Le débat à l’Assemblée sur la réforme des retraites est une guerre de tranchée entre majorité et opposition… même le dimanche
Le débat à l’Assemblée sur la réforme des retraites est une guerre de tranchée entre majorité et opposition… même le dimanche © Maxppp / Thomas Padilla

Il y a celles et ceux qui jouent les habitués, comme Anne Genetet, de la République en Marche, qui aborde cette journée "très sereinement. On est là pour ça, on a été élus pour ça. Vous savez, je suis médecin, et on fait des gardes, chez les médecins. Je n’ai aucun problème pour travailler le dimanche, et même la nuit !"

D’autres concèdent un peu de fatigue, comme Clémentine Autain, de la France Insoumise : "C’est éprouvant, bien sûr. Mais nous sommes tout à fait prêts à un débat au long cours sur ce projet de loi, il n’y a pas de souci !"

Assurer le débat, une question d’organisation

Reste qu'une telle bataille de tranchées, ça s'organise.

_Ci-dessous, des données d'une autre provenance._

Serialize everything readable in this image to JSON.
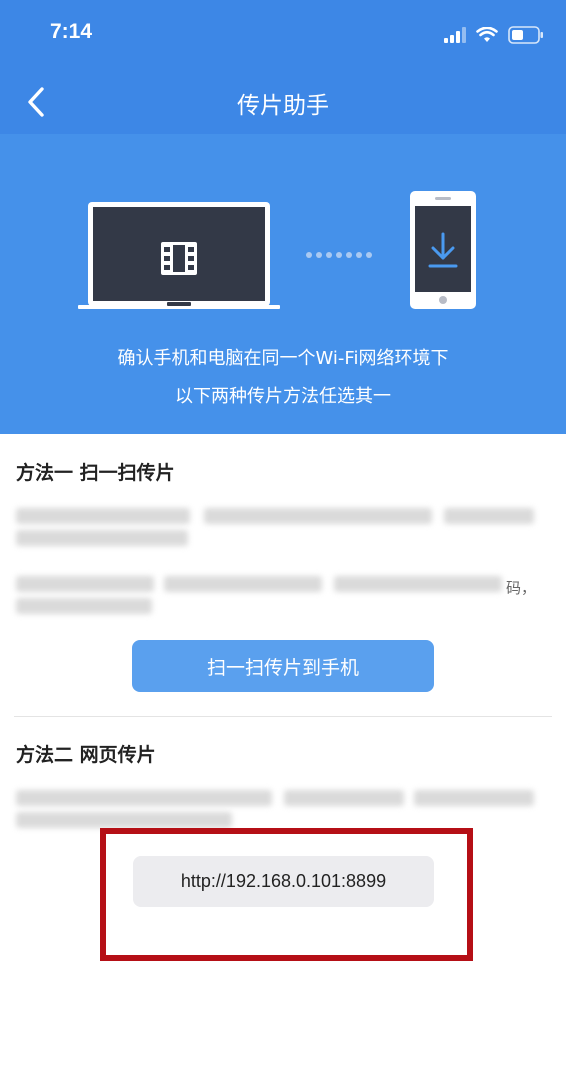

Les élus, en-dehors des différents rapporteurs du texte (obligés d'être présents sept jours  sur sept) sont prêts à se passer le relais. Et tout ça exige de la méthodologie, pour le député UDI Meyer Habib. "Concrètement, on remplit un tableau, où chacun a donné ses disponibilités. Pour que chacun d’entre nous soit là à des moments donnés."

Sébastien Jumel, du Parti communiste, relativise de son côté l'effort de ces travaux dominicaux : "Mon engagement est moins pénible que celui d’un verrier ou d’un marin pêcheur. Et quand je vois à quel point ils sont fiers que je fasse rentrer leur parole dans l’hémicycle, ça me donne de l’énergie."

Cette énergie devrait une nouvelle fois se traduire en électricité ce dimanche dans l'hémicycle. Sans garantie que cela se concrétise en avancées dans les débats.